Three Months of Remote Work

June 19, 2020 | 2 Minute Read

I’ve been working on my living room table for three months now. Mostly there. My back started to cave in on itself after a month or so, so I got a standing desk to put on the kitchen counter. The employer picked up half the cost so I got a nice wooden one. I’ve been cycling through those locations, moving when my watch vibrates because I haven’t moved for two hours, or when I sit at slightly the wrong angle and get shooting pains. That second one might be ageing. Standing is better for my posture, but being in the kitchen puts me very close to multiple bread products, so it’s not perfect.

In hindsight, it took me a while to adjust to having a toddler present in the workplace. The first couple of weeks were bad, I would be almost physically shaking through stress by about midday. I did bad work, I had to redo something I’d spent a week on. At that time I thought I was just freaking out because the world was collapsing, but it turns out it was a result of relentless distraction, non-stop questioning. And when I say I adjusted, I mean I kind of give up on the idea of getting any work done while she’s in the room. A not-so-secret bonus of having a separate space in the kitchen is that I can actually leave and go there. All I have to deal with is the floating guilt of falling into traditional gender roles quite so easily.

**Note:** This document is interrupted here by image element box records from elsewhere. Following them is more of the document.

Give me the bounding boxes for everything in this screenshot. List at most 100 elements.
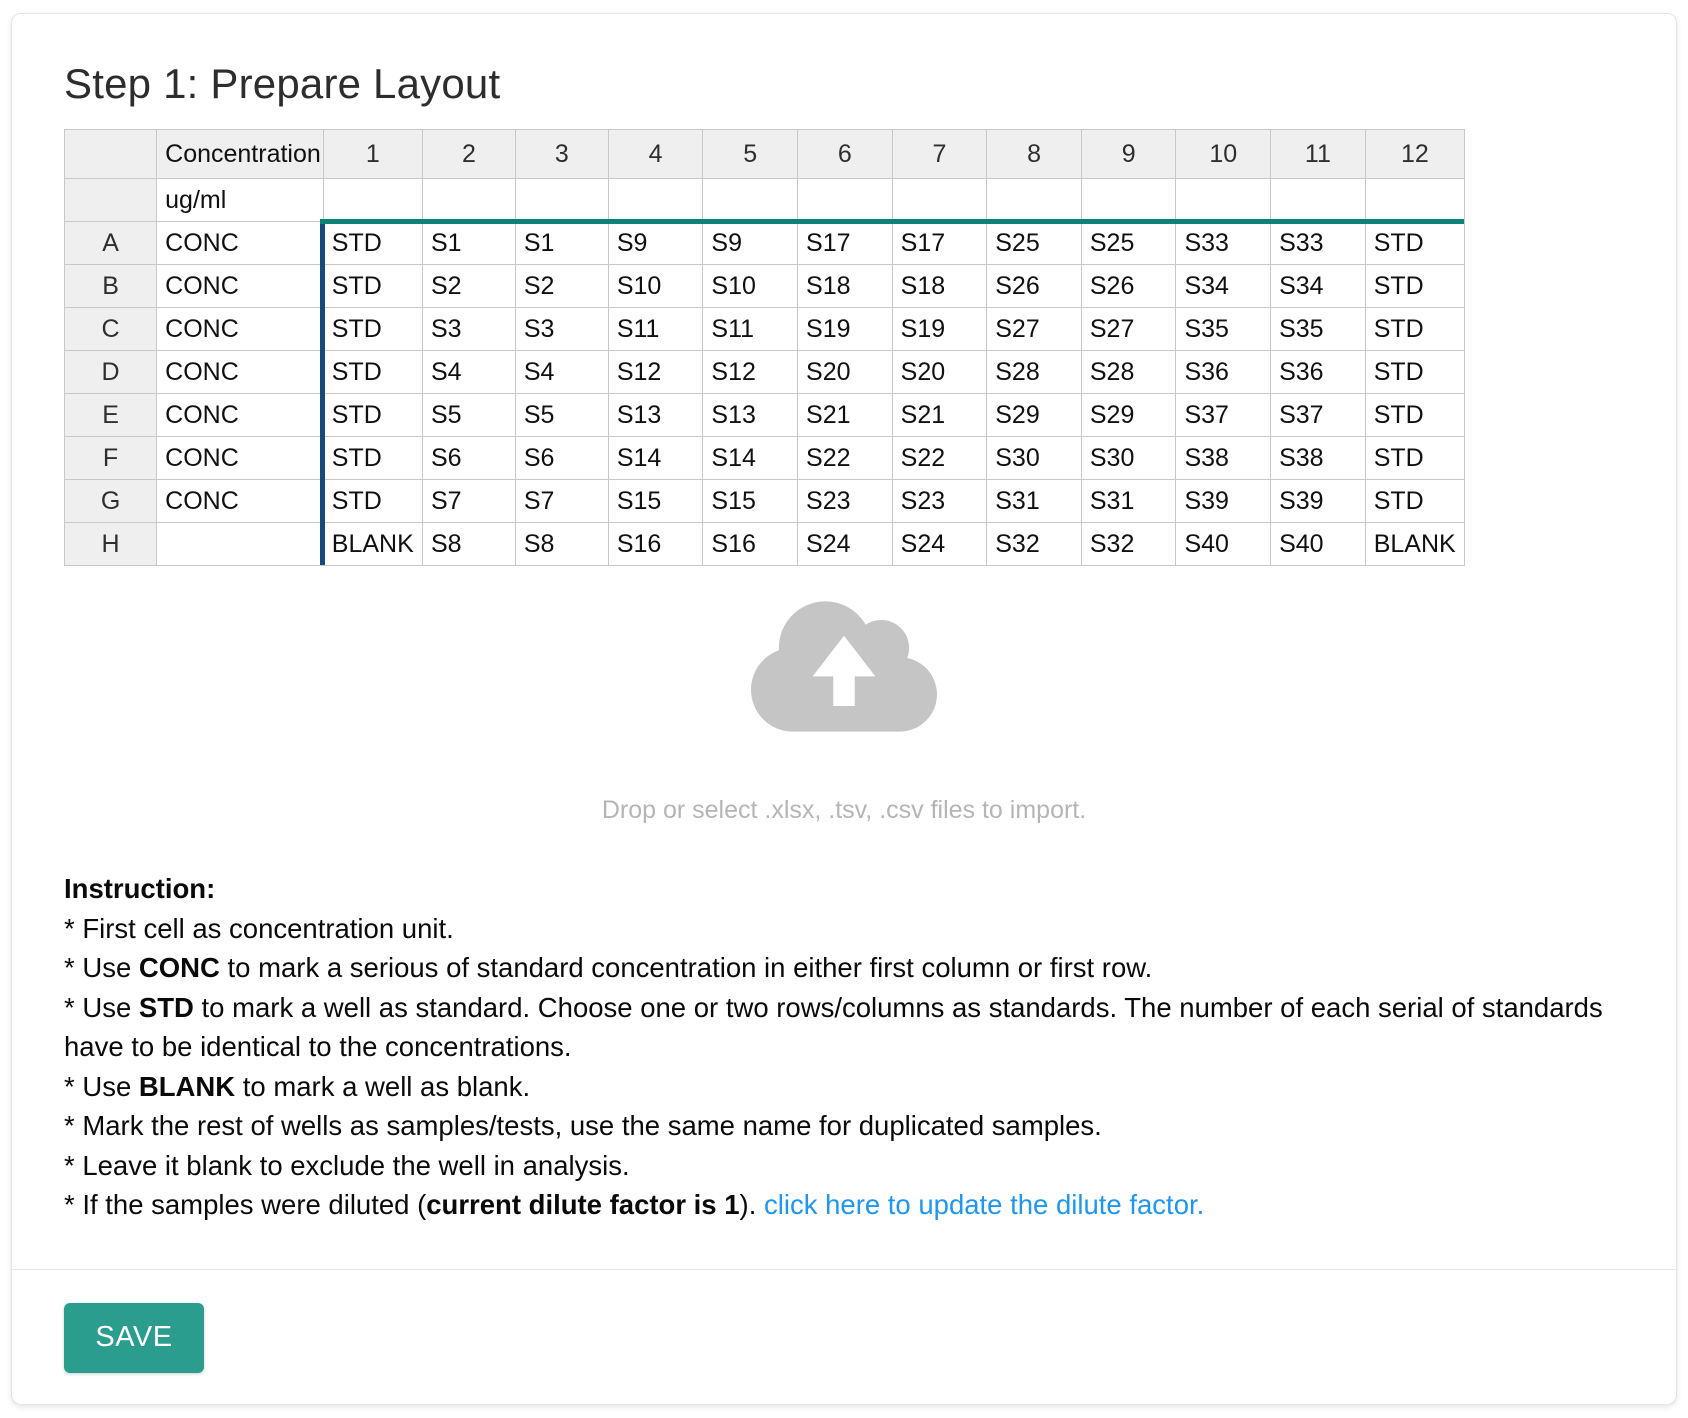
well-cell[interactable]: S10 bbox=[702, 264, 799, 308]
well-cell[interactable]: S23 bbox=[797, 479, 893, 523]
well-cell[interactable]: S38 bbox=[1175, 436, 1272, 480]
well-cell[interactable]: STD bbox=[1364, 221, 1466, 265]
well-cell[interactable]: S39 bbox=[1175, 479, 1272, 523]
well-cell[interactable]: S36 bbox=[1270, 350, 1366, 394]
well-cell[interactable]: S19 bbox=[891, 307, 988, 351]
well-cell[interactable]: S7 bbox=[421, 479, 516, 523]
well-cell[interactable]: S13 bbox=[702, 393, 799, 437]
column-header[interactable]: 8 bbox=[986, 129, 1082, 179]
well-cell[interactable]: STD bbox=[1364, 479, 1466, 523]
well-cell[interactable]: S2 bbox=[514, 264, 609, 308]
row-header[interactable]: A bbox=[63, 221, 158, 265]
well-cell[interactable] bbox=[797, 178, 893, 222]
row-header[interactable]: E bbox=[63, 393, 158, 437]
conc-cell[interactable]: CONC bbox=[156, 221, 324, 265]
well-cell[interactable]: S28 bbox=[1080, 350, 1177, 394]
well-cell[interactable]: S11 bbox=[607, 307, 704, 351]
well-cell[interactable]: S10 bbox=[607, 264, 704, 308]
column-header[interactable]: 12 bbox=[1364, 129, 1466, 179]
well-cell[interactable]: S33 bbox=[1270, 221, 1366, 265]
upload-dropzone[interactable]: Drop or select .xlsx, .tsv, .csv files t… bbox=[64, 592, 1624, 825]
row-header[interactable]: B bbox=[63, 264, 158, 308]
well-cell[interactable]: S11 bbox=[702, 307, 799, 351]
well-cell[interactable]: S40 bbox=[1270, 522, 1366, 566]
well-cell[interactable]: STD bbox=[1364, 307, 1466, 351]
well-cell[interactable]: STD bbox=[1364, 264, 1466, 308]
well-cell[interactable]: S25 bbox=[1080, 221, 1177, 265]
conc-cell[interactable]: CONC bbox=[156, 479, 324, 523]
well-cell[interactable]: S12 bbox=[702, 350, 799, 394]
well-cell[interactable]: S39 bbox=[1270, 479, 1366, 523]
well-cell[interactable]: S3 bbox=[421, 307, 516, 351]
well-cell[interactable]: S27 bbox=[986, 307, 1082, 351]
well-cell[interactable]: S35 bbox=[1175, 307, 1272, 351]
save-button[interactable]: SAVE bbox=[64, 1302, 204, 1373]
conc-cell[interactable] bbox=[156, 522, 324, 566]
well-cell[interactable]: S9 bbox=[607, 221, 704, 265]
well-cell[interactable]: S3 bbox=[514, 307, 609, 351]
well-cell[interactable]: S8 bbox=[421, 522, 516, 566]
well-cell[interactable]: S5 bbox=[514, 393, 609, 437]
well-cell[interactable]: STD bbox=[322, 221, 423, 265]
well-cell[interactable]: S15 bbox=[702, 479, 799, 523]
well-cell[interactable]: S29 bbox=[1080, 393, 1177, 437]
well-cell[interactable] bbox=[1270, 178, 1366, 222]
well-cell[interactable]: STD bbox=[1364, 350, 1466, 394]
well-cell[interactable]: S23 bbox=[891, 479, 988, 523]
well-cell[interactable]: STD bbox=[322, 393, 423, 437]
well-cell[interactable] bbox=[891, 178, 988, 222]
well-cell[interactable]: S24 bbox=[891, 522, 988, 566]
well-cell[interactable]: S16 bbox=[607, 522, 704, 566]
well-cell[interactable]: S15 bbox=[607, 479, 704, 523]
well-cell[interactable]: S26 bbox=[1080, 264, 1177, 308]
well-cell[interactable] bbox=[702, 178, 799, 222]
row-header[interactable]: C bbox=[63, 307, 158, 351]
well-cell[interactable]: S37 bbox=[1270, 393, 1366, 437]
well-cell[interactable]: S32 bbox=[1080, 522, 1177, 566]
well-cell[interactable]: S8 bbox=[514, 522, 609, 566]
well-cell[interactable]: S21 bbox=[797, 393, 893, 437]
well-cell[interactable]: S12 bbox=[607, 350, 704, 394]
well-cell[interactable] bbox=[1080, 178, 1177, 222]
conc-cell[interactable]: CONC bbox=[156, 350, 324, 394]
well-cell[interactable] bbox=[986, 178, 1082, 222]
row-header[interactable]: D bbox=[63, 350, 158, 394]
well-cell[interactable]: S28 bbox=[986, 350, 1082, 394]
well-cell[interactable]: S38 bbox=[1270, 436, 1366, 480]
well-cell[interactable]: STD bbox=[322, 350, 423, 394]
well-cell[interactable]: S6 bbox=[514, 436, 609, 480]
well-cell[interactable]: STD bbox=[322, 436, 423, 480]
well-cell[interactable]: STD bbox=[1364, 393, 1466, 437]
well-cell[interactable] bbox=[514, 178, 609, 222]
row-header[interactable]: H bbox=[63, 522, 158, 566]
well-cell[interactable]: S30 bbox=[986, 436, 1082, 480]
well-cell[interactable]: S6 bbox=[421, 436, 516, 480]
column-header[interactable]: 10 bbox=[1175, 129, 1272, 179]
conc-cell[interactable]: CONC bbox=[156, 393, 324, 437]
well-cell[interactable]: BLANK bbox=[322, 522, 423, 566]
well-cell[interactable]: S2 bbox=[421, 264, 516, 308]
column-header[interactable]: 2 bbox=[421, 129, 516, 179]
well-cell[interactable]: S18 bbox=[797, 264, 893, 308]
well-cell[interactable]: S30 bbox=[1080, 436, 1177, 480]
column-header[interactable]: 4 bbox=[607, 129, 704, 179]
well-cell[interactable]: S1 bbox=[421, 221, 516, 265]
well-cell[interactable]: S4 bbox=[514, 350, 609, 394]
well-cell[interactable] bbox=[1175, 178, 1272, 222]
well-cell[interactable]: S37 bbox=[1175, 393, 1272, 437]
column-header[interactable]: 9 bbox=[1080, 129, 1177, 179]
well-cell[interactable] bbox=[322, 178, 423, 222]
row-header[interactable]: G bbox=[63, 479, 158, 523]
dilute-factor-link[interactable]: click here to update the dilute factor. bbox=[764, 1189, 1205, 1220]
well-cell[interactable]: S17 bbox=[891, 221, 988, 265]
column-header[interactable]: 3 bbox=[514, 129, 609, 179]
well-cell[interactable]: STD bbox=[1364, 436, 1466, 480]
well-cell[interactable]: S5 bbox=[421, 393, 516, 437]
well-cell[interactable]: S14 bbox=[607, 436, 704, 480]
well-cell[interactable]: S4 bbox=[421, 350, 516, 394]
well-cell[interactable]: S27 bbox=[1080, 307, 1177, 351]
column-header[interactable]: 11 bbox=[1270, 129, 1366, 179]
well-cell[interactable]: S21 bbox=[891, 393, 988, 437]
unit-cell[interactable]: ug/ml bbox=[156, 178, 324, 222]
conc-cell[interactable]: CONC bbox=[156, 307, 324, 351]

After a month, we got into something like a routine. I was up first, fed the cats, get the Child dressed, do my “commute” and arrive in the “office” to start at 8. Had to be then, because by 5, all bets are off. Try to ignore the breakfast happening a foot and a half to my right. Then my wife would take the Child for a walk somewhere and I’d get about ninety minutes of concentration. After that I was on nap-prep, reading a story, and the Child would then stay in her room and purposefully not nap until half two or three. The afternoon was hit and miss after that. It wasn’t great. I would like to note for anyone reading this who doesn’t have children, that kids of about 1 and 2 years old will generally have a nap in the afternoon, and at some point after that will grow out of it, or “drop the nap”. My one dropped the nap, genuinely, on day one of lockdown.

Nurseries went back a fortnight ago and immediately this vast canyon of time appeared before me and I got an incredible amount done.

The employer sent an email this morning saying that the earliest they’d even consider thinking about sending people back into the office is August 3. So I’ll probably be here until Baby 2 drops in October. He’s a boy by the way. The full set.